Where: 3763 Wynkoop St, Denver
The Lowdown: Painted in 2015 by the Denver artist Pedro Barrios (aka @pbarriosart) on the side of Rebel Restaurant, this mural uses every square inch of the wall to its advantage. Even the window is integrated, giving the eye of one of the skulls an almost robotic touch. There is a sense of duality in the painting — without being insensitive to gender stereotypes — where one side is more masculine and the other feminine. Ultimately, it’s a fun-loving piece that exemplifies balance and the beauty of being different from others.
El Noa Noa
Where: 722 Santa Fe Dr., Denver
The Lowdown: As part of a campaign proposed by Visit Denver, the Love This City murals have been painted in various areas of the city by a team Denver street artists. This one is on the side of El Noa Noa restaurant on Santa Fe and was painted by three of the four — Pat McKinney, Jason Graves and Pat Milbery. The best view of it, however, is from El Taco de Mexico next door, where you can sit on the patio almost directly beneath the mural. From that vantage point, you’ll appreciate the bold use of color, the excellent line work and the many separate elements that make the piece quintessentially Colorado.
The Living Room
Where: 1055 Broadway, Denver
The Lowdown: This piece on the side of The Living Room on Broadway is another tribute mural, this time to five fantastic musicians — Louis Armstrong, David Bowie, Frank Sinatra, John Lennon and B.B. King. Composed primarily with shades of gray, the highlights of pink, red and blue offer a nice and unexpected touch. The grayscale works well as a reminder that we no longer have these musicians gracing our ears or lives.
Where: 12 E. 1st St., Denver
The Lowdown: For a little culture and a look at some of the art of one young and talented Denver-based street artist, check out Señor Burritos east wall, by the parking lot. Bimmer Torres (aka @bimmer_t) has painted many large scale murals around town that are steeped with dynamic visions of color, layers and usually revolve around a central figure. His attention to detail is breathtaking from far away and up close.

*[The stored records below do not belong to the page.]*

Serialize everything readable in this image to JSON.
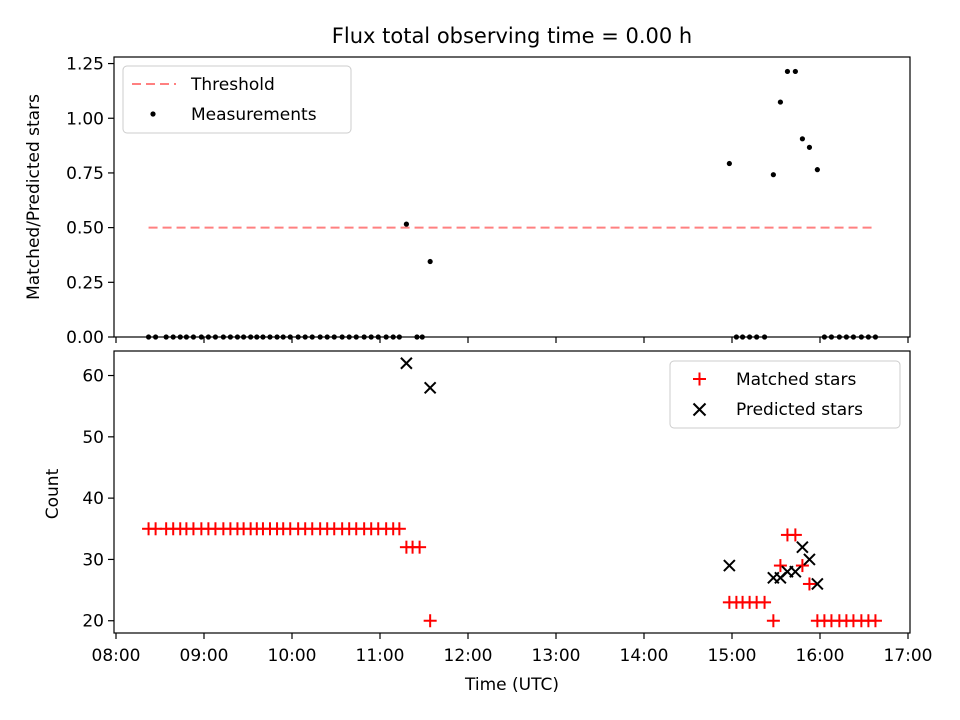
{
  "title": "Flux total observing time = 0.00 h",
  "chart_data": [
    {
      "type": "scatter",
      "name": "ratio-panel",
      "ylabel": "Matched/Predicted stars",
      "ylim": [
        0,
        1.28
      ],
      "yticks": [
        0.0,
        0.25,
        0.5,
        0.75,
        1.0,
        1.25
      ],
      "ytick_labels": [
        "0.00",
        "0.25",
        "0.50",
        "0.75",
        "1.00",
        "1.25"
      ],
      "legend": {
        "position": "top-left",
        "entries": [
          "Threshold",
          "Measurements"
        ]
      },
      "threshold": {
        "label": "Threshold",
        "value": 0.5,
        "x_start": 8.37,
        "x_end": 16.63,
        "color": "#ff8080"
      },
      "series": [
        {
          "name": "Measurements",
          "color": "#000000",
          "x": [
            8.37,
            8.45,
            8.57,
            8.65,
            8.73,
            8.8,
            8.88,
            8.97,
            9.05,
            9.13,
            9.22,
            9.3,
            9.38,
            9.45,
            9.53,
            9.6,
            9.67,
            9.75,
            9.83,
            9.9,
            9.98,
            10.07,
            10.15,
            10.23,
            10.32,
            10.4,
            10.48,
            10.57,
            10.65,
            10.73,
            10.82,
            10.9,
            10.98,
            11.07,
            11.15,
            11.22,
            11.3,
            11.42,
            11.48,
            11.57,
            14.97,
            15.05,
            15.12,
            15.2,
            15.28,
            15.37,
            15.47,
            15.55,
            15.63,
            15.72,
            15.8,
            15.88,
            15.97,
            16.05,
            16.13,
            16.22,
            16.3,
            16.38,
            16.47,
            16.55,
            16.63
          ],
          "y": [
            0,
            0,
            0,
            0,
            0,
            0,
            0,
            0,
            0,
            0,
            0,
            0,
            0,
            0,
            0,
            0,
            0,
            0,
            0,
            0,
            0,
            0,
            0,
            0,
            0,
            0,
            0,
            0,
            0,
            0,
            0,
            0,
            0,
            0,
            0,
            0,
            0.516,
            0,
            0,
            0.345,
            0.793,
            0,
            0,
            0,
            0,
            0,
            0.742,
            1.074,
            1.214,
            1.214,
            0.906,
            0.867,
            0.765,
            0,
            0,
            0,
            0,
            0,
            0,
            0,
            0
          ]
        }
      ]
    },
    {
      "type": "scatter",
      "name": "count-panel",
      "xlabel": "Time (UTC)",
      "ylabel": "Count",
      "xlim": [
        8.0,
        17.0
      ],
      "ylim": [
        18,
        64
      ],
      "xticks": [
        "08:00",
        "09:00",
        "10:00",
        "11:00",
        "12:00",
        "13:00",
        "14:00",
        "15:00",
        "16:00",
        "17:00"
      ],
      "yticks": [
        20,
        30,
        40,
        50,
        60
      ],
      "legend": {
        "position": "top-right",
        "entries": [
          "Matched stars",
          "Predicted stars"
        ]
      },
      "series": [
        {
          "name": "Matched stars",
          "marker": "+",
          "color": "#ff0000",
          "x": [
            8.37,
            8.45,
            8.57,
            8.65,
            8.73,
            8.8,
            8.88,
            8.97,
            9.05,
            9.13,
            9.22,
            9.3,
            9.38,
            9.45,
            9.53,
            9.6,
            9.67,
            9.75,
            9.83,
            9.9,
            9.98,
            10.07,
            10.15,
            10.23,
            10.32,
            10.4,
            10.48,
            10.57,
            10.65,
            10.73,
            10.82,
            10.9,
            10.98,
            11.07,
            11.15,
            11.22,
            11.3,
            11.37,
            11.45,
            11.57,
            14.97,
            15.05,
            15.12,
            15.2,
            15.28,
            15.37,
            15.47,
            15.55,
            15.63,
            15.72,
            15.8,
            15.88,
            15.97,
            16.05,
            16.13,
            16.22,
            16.3,
            16.38,
            16.47,
            16.55,
            16.63
          ],
          "y": [
            35,
            35,
            35,
            35,
            35,
            35,
            35,
            35,
            35,
            35,
            35,
            35,
            35,
            35,
            35,
            35,
            35,
            35,
            35,
            35,
            35,
            35,
            35,
            35,
            35,
            35,
            35,
            35,
            35,
            35,
            35,
            35,
            35,
            35,
            35,
            35,
            32,
            32,
            32,
            20,
            23,
            23,
            23,
            23,
            23,
            23,
            20,
            29,
            34,
            34,
            29,
            26,
            20,
            20,
            20,
            20,
            20,
            20,
            20,
            20,
            20
          ]
        },
        {
          "name": "Predicted stars",
          "marker": "x",
          "color": "#000000",
          "x": [
            11.3,
            11.57,
            14.97,
            15.47,
            15.55,
            15.63,
            15.72,
            15.8,
            15.88,
            15.97
          ],
          "y": [
            62,
            58,
            29,
            27,
            27,
            28,
            28,
            32,
            30,
            26
          ]
        }
      ]
    }
  ]
}
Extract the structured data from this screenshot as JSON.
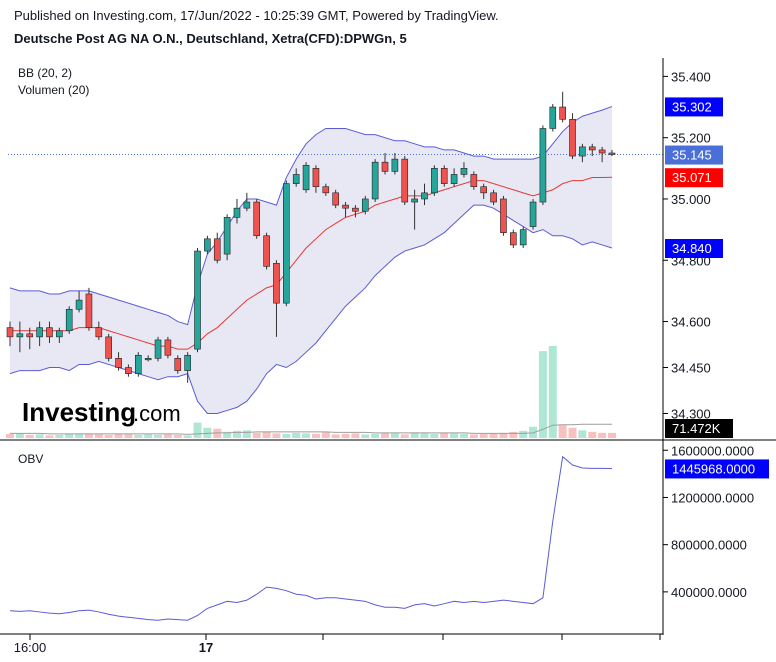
{
  "header": {
    "published": "Published on Investing.com, 17/Jun/2022 - 10:25:39 GMT, Powered by TradingView.",
    "title": "Deutsche Post AG NA O.N., Deutschland, Xetra(CFD):DPWGn, 5"
  },
  "indicators": {
    "bb": "BB (20, 2)",
    "volume": "Volumen (20)",
    "obv": "OBV"
  },
  "logo": {
    "bold": "Investing",
    "light": ".com"
  },
  "chart_data": {
    "type": "candlestick",
    "price_axis": {
      "min": 34.22,
      "max": 35.46,
      "ticks": [
        "35.400",
        "35.200",
        "35.000",
        "34.800",
        "34.600",
        "34.450",
        "34.300"
      ]
    },
    "x_ticks": [
      "16:00",
      "17"
    ],
    "tags": {
      "bb_upper": "35.302",
      "last_price": "35.145",
      "bb_basis": "35.071",
      "bb_lower": "34.840",
      "volume": "71.472K",
      "obv": "1445968.0000"
    },
    "colors": {
      "up": "#26a69a",
      "down": "#ef5350",
      "bb_band": "#5b5bd6",
      "bb_fill": "#e8e8f4",
      "basis": "#e53935",
      "obv": "#5b5bd6",
      "tag_blue": "#0000ff",
      "tag_red": "#ff0000",
      "tag_black": "#000000",
      "tag_last": "#4a6fd8"
    },
    "candles": [
      {
        "o": 34.58,
        "h": 34.6,
        "l": 34.52,
        "c": 34.55
      },
      {
        "o": 34.55,
        "h": 34.6,
        "l": 34.5,
        "c": 34.56
      },
      {
        "o": 34.56,
        "h": 34.58,
        "l": 34.51,
        "c": 34.55
      },
      {
        "o": 34.55,
        "h": 34.6,
        "l": 34.52,
        "c": 34.58
      },
      {
        "o": 34.58,
        "h": 34.6,
        "l": 34.53,
        "c": 34.55
      },
      {
        "o": 34.55,
        "h": 34.58,
        "l": 34.53,
        "c": 34.57
      },
      {
        "o": 34.57,
        "h": 34.65,
        "l": 34.56,
        "c": 34.64
      },
      {
        "o": 34.64,
        "h": 34.7,
        "l": 34.63,
        "c": 34.67
      },
      {
        "o": 34.69,
        "h": 34.71,
        "l": 34.57,
        "c": 34.58
      },
      {
        "o": 34.58,
        "h": 34.6,
        "l": 34.54,
        "c": 34.55
      },
      {
        "o": 34.55,
        "h": 34.56,
        "l": 34.47,
        "c": 34.48
      },
      {
        "o": 34.48,
        "h": 34.5,
        "l": 34.44,
        "c": 34.45
      },
      {
        "o": 34.45,
        "h": 34.46,
        "l": 34.42,
        "c": 34.43
      },
      {
        "o": 34.43,
        "h": 34.5,
        "l": 34.42,
        "c": 34.49
      },
      {
        "o": 34.48,
        "h": 34.49,
        "l": 34.47,
        "c": 34.48
      },
      {
        "o": 34.48,
        "h": 34.55,
        "l": 34.47,
        "c": 34.54
      },
      {
        "o": 34.54,
        "h": 34.55,
        "l": 34.48,
        "c": 34.49
      },
      {
        "o": 34.48,
        "h": 34.49,
        "l": 34.43,
        "c": 34.44
      },
      {
        "o": 34.44,
        "h": 34.5,
        "l": 34.4,
        "c": 34.49
      },
      {
        "o": 34.51,
        "h": 34.84,
        "l": 34.5,
        "c": 34.83
      },
      {
        "o": 34.83,
        "h": 34.88,
        "l": 34.82,
        "c": 34.87
      },
      {
        "o": 34.87,
        "h": 34.89,
        "l": 34.79,
        "c": 34.8
      },
      {
        "o": 34.82,
        "h": 34.95,
        "l": 34.8,
        "c": 34.94
      },
      {
        "o": 34.94,
        "h": 35.0,
        "l": 34.92,
        "c": 34.97
      },
      {
        "o": 34.97,
        "h": 35.02,
        "l": 34.96,
        "c": 34.99
      },
      {
        "o": 34.99,
        "h": 35.0,
        "l": 34.87,
        "c": 34.88
      },
      {
        "o": 34.88,
        "h": 34.89,
        "l": 34.77,
        "c": 34.78
      },
      {
        "o": 34.79,
        "h": 34.8,
        "l": 34.55,
        "c": 34.66
      },
      {
        "o": 34.66,
        "h": 35.06,
        "l": 34.65,
        "c": 35.05
      },
      {
        "o": 35.05,
        "h": 35.1,
        "l": 35.04,
        "c": 35.08
      },
      {
        "o": 35.03,
        "h": 35.12,
        "l": 35.02,
        "c": 35.11
      },
      {
        "o": 35.1,
        "h": 35.11,
        "l": 35.02,
        "c": 35.04
      },
      {
        "o": 35.04,
        "h": 35.05,
        "l": 35.01,
        "c": 35.02
      },
      {
        "o": 35.02,
        "h": 35.03,
        "l": 34.97,
        "c": 34.98
      },
      {
        "o": 34.98,
        "h": 34.99,
        "l": 34.94,
        "c": 34.97
      },
      {
        "o": 34.97,
        "h": 34.98,
        "l": 34.94,
        "c": 34.96
      },
      {
        "o": 34.96,
        "h": 35.01,
        "l": 34.95,
        "c": 35.0
      },
      {
        "o": 35.0,
        "h": 35.13,
        "l": 34.99,
        "c": 35.12
      },
      {
        "o": 35.12,
        "h": 35.15,
        "l": 35.08,
        "c": 35.09
      },
      {
        "o": 35.09,
        "h": 35.15,
        "l": 35.08,
        "c": 35.13
      },
      {
        "o": 35.13,
        "h": 35.14,
        "l": 34.98,
        "c": 34.99
      },
      {
        "o": 34.99,
        "h": 35.03,
        "l": 34.9,
        "c": 35.0
      },
      {
        "o": 35.0,
        "h": 35.05,
        "l": 34.98,
        "c": 35.02
      },
      {
        "o": 35.02,
        "h": 35.11,
        "l": 35.01,
        "c": 35.1
      },
      {
        "o": 35.1,
        "h": 35.11,
        "l": 35.04,
        "c": 35.05
      },
      {
        "o": 35.05,
        "h": 35.1,
        "l": 35.04,
        "c": 35.08
      },
      {
        "o": 35.08,
        "h": 35.12,
        "l": 35.07,
        "c": 35.1
      },
      {
        "o": 35.08,
        "h": 35.09,
        "l": 35.03,
        "c": 35.04
      },
      {
        "o": 35.04,
        "h": 35.05,
        "l": 35.0,
        "c": 35.02
      },
      {
        "o": 35.02,
        "h": 35.03,
        "l": 34.98,
        "c": 34.99
      },
      {
        "o": 35.0,
        "h": 35.01,
        "l": 34.88,
        "c": 34.89
      },
      {
        "o": 34.89,
        "h": 34.9,
        "l": 34.84,
        "c": 34.85
      },
      {
        "o": 34.85,
        "h": 34.91,
        "l": 34.84,
        "c": 34.9
      },
      {
        "o": 34.91,
        "h": 35.0,
        "l": 34.9,
        "c": 34.99
      },
      {
        "o": 34.99,
        "h": 35.24,
        "l": 34.98,
        "c": 35.23
      },
      {
        "o": 35.23,
        "h": 35.31,
        "l": 35.22,
        "c": 35.3
      },
      {
        "o": 35.3,
        "h": 35.35,
        "l": 35.25,
        "c": 35.26
      },
      {
        "o": 35.26,
        "h": 35.28,
        "l": 35.13,
        "c": 35.14
      },
      {
        "o": 35.14,
        "h": 35.18,
        "l": 35.12,
        "c": 35.17
      },
      {
        "o": 35.17,
        "h": 35.18,
        "l": 35.14,
        "c": 35.16
      },
      {
        "o": 35.16,
        "h": 35.17,
        "l": 35.12,
        "c": 35.15
      },
      {
        "o": 35.15,
        "h": 35.16,
        "l": 35.14,
        "c": 35.145
      }
    ],
    "bb_upper": [
      34.71,
      34.7,
      34.7,
      34.7,
      34.69,
      34.69,
      34.7,
      34.7,
      34.7,
      34.69,
      34.68,
      34.67,
      34.66,
      34.65,
      34.64,
      34.63,
      34.62,
      34.6,
      34.59,
      34.72,
      34.82,
      34.86,
      34.91,
      34.96,
      35.0,
      35.0,
      34.99,
      34.98,
      35.07,
      35.13,
      35.18,
      35.21,
      35.23,
      35.23,
      35.23,
      35.22,
      35.21,
      35.21,
      35.2,
      35.19,
      35.19,
      35.18,
      35.17,
      35.17,
      35.16,
      35.16,
      35.15,
      35.14,
      35.14,
      35.13,
      35.13,
      35.13,
      35.13,
      35.13,
      35.14,
      35.18,
      35.22,
      35.25,
      35.27,
      35.28,
      35.29,
      35.302
    ],
    "bb_basis": [
      34.57,
      34.57,
      34.57,
      34.57,
      34.57,
      34.57,
      34.57,
      34.58,
      34.58,
      34.58,
      34.57,
      34.56,
      34.55,
      34.54,
      34.53,
      34.52,
      34.52,
      34.51,
      34.51,
      34.53,
      34.56,
      34.58,
      34.61,
      34.64,
      34.67,
      34.69,
      34.71,
      34.72,
      34.76,
      34.8,
      34.84,
      34.87,
      34.9,
      34.92,
      34.94,
      34.95,
      34.96,
      34.98,
      34.99,
      35.0,
      35.01,
      35.01,
      35.01,
      35.02,
      35.03,
      35.04,
      35.05,
      35.06,
      35.06,
      35.05,
      35.04,
      35.03,
      35.02,
      35.01,
      35.02,
      35.03,
      35.05,
      35.06,
      35.06,
      35.07,
      35.07,
      35.071
    ],
    "bb_lower": [
      34.43,
      34.44,
      34.44,
      34.44,
      34.45,
      34.45,
      34.44,
      34.46,
      34.46,
      34.47,
      34.46,
      34.45,
      34.44,
      34.43,
      34.42,
      34.41,
      34.42,
      34.42,
      34.43,
      34.34,
      34.3,
      34.3,
      34.31,
      34.32,
      34.34,
      34.38,
      34.43,
      34.46,
      34.45,
      34.47,
      34.5,
      34.53,
      34.57,
      34.61,
      34.65,
      34.68,
      34.71,
      34.75,
      34.78,
      34.81,
      34.83,
      34.84,
      34.85,
      34.87,
      34.89,
      34.92,
      34.95,
      34.98,
      34.98,
      34.97,
      34.95,
      34.93,
      34.91,
      34.89,
      34.9,
      34.88,
      34.88,
      34.87,
      34.85,
      34.86,
      34.85,
      34.84
    ],
    "volume": [
      8,
      9,
      6,
      7,
      5,
      6,
      8,
      9,
      8,
      7,
      6,
      8,
      7,
      6,
      7,
      6,
      7,
      6,
      5,
      30,
      20,
      18,
      12,
      14,
      15,
      10,
      12,
      9,
      8,
      10,
      9,
      8,
      11,
      7,
      8,
      9,
      7,
      8,
      10,
      9,
      7,
      11,
      9,
      8,
      10,
      9,
      8,
      7,
      8,
      9,
      10,
      12,
      14,
      22,
      170,
      180,
      25,
      20,
      15,
      12,
      10,
      10
    ],
    "volume_ma": [
      9,
      9,
      9,
      9,
      8,
      8,
      8,
      8,
      8,
      8,
      8,
      8,
      8,
      8,
      8,
      8,
      8,
      8,
      7,
      8,
      9,
      10,
      10,
      11,
      11,
      12,
      12,
      12,
      12,
      12,
      12,
      12,
      12,
      11,
      11,
      11,
      11,
      10,
      10,
      10,
      10,
      10,
      10,
      10,
      10,
      10,
      10,
      9,
      9,
      9,
      9,
      9,
      9,
      10,
      17,
      25,
      26,
      26,
      27,
      27,
      27,
      27
    ],
    "obv": [
      240000,
      235000,
      240000,
      230000,
      220000,
      215000,
      225000,
      240000,
      245000,
      230000,
      210000,
      195000,
      185000,
      175000,
      165000,
      160000,
      170000,
      165000,
      160000,
      200000,
      260000,
      290000,
      320000,
      310000,
      330000,
      380000,
      440000,
      430000,
      410000,
      380000,
      370000,
      340000,
      350000,
      350000,
      340000,
      330000,
      320000,
      290000,
      270000,
      270000,
      260000,
      290000,
      300000,
      280000,
      300000,
      320000,
      310000,
      320000,
      310000,
      320000,
      330000,
      320000,
      310000,
      300000,
      350000,
      1000000,
      1545000,
      1475000,
      1450000,
      1446000,
      1446000,
      1445968
    ],
    "obv_axis": {
      "min": 60000,
      "max": 1670000,
      "ticks": [
        "1600000.0000",
        "1200000.0000",
        "800000.0000",
        "400000.0000"
      ]
    }
  }
}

Where: 2030 S. Cherokee St., Denver
The Lowdown: The murals on the outside and back patio of Declaration Brewing are pretty damn patriotic and give the place a festive feel all year long. The front murals are titled “Drop Beers not Bombs” and depict exactly what you think they do. On the back patio, artists Pat Milbery and @def3 painted a dedication to America, complete with an Uncle Sam holding a beer and pointing at you, along with an eagle and some majestic mountains. These murals set Declaration Brewing apart from its neighbors because the brewery resides in a warehouse area where all the other buildings are unadorned.
Illegal Pete’s Colfax
Where: 2001 E. Colfax Ave., Denver
The Lowdown: Painted within the last month, the enormous mural on the east side of Illegal Pete’s Colfax is another one of Mike Graves‘ creations. Using his love of character building and the funky personality of Illegal Pete’s, Graves created a piece that’s both wonderfully imaginative and weirdly fitting. Complete with PBR cans and bottles, for the true East Colfax vibes. On the other side from Graves’ mural there are three paintings of a style that can be found at the other eight locations as well.
Cheba Hut Capitol Hill
Where: 638 E. Colfax Ave., Denver
The Lowdown: Weed lovers can rejoice, if they haven’t already, by the “Kindly Toasted on Colfax” mural by Pat McKinney and Pat Milbery on Cheba Hut. There’s not much subtlety in this piece, with overlapping weed leaves in a spectrum of green shades surrounding a central skeletal figure holding a sub and drink from Cheba Hut. And let’s be honest, Cheba Hut is never about subtlety, so this mural compliments their business like a toasted sub compliments a toasted person’s appetite.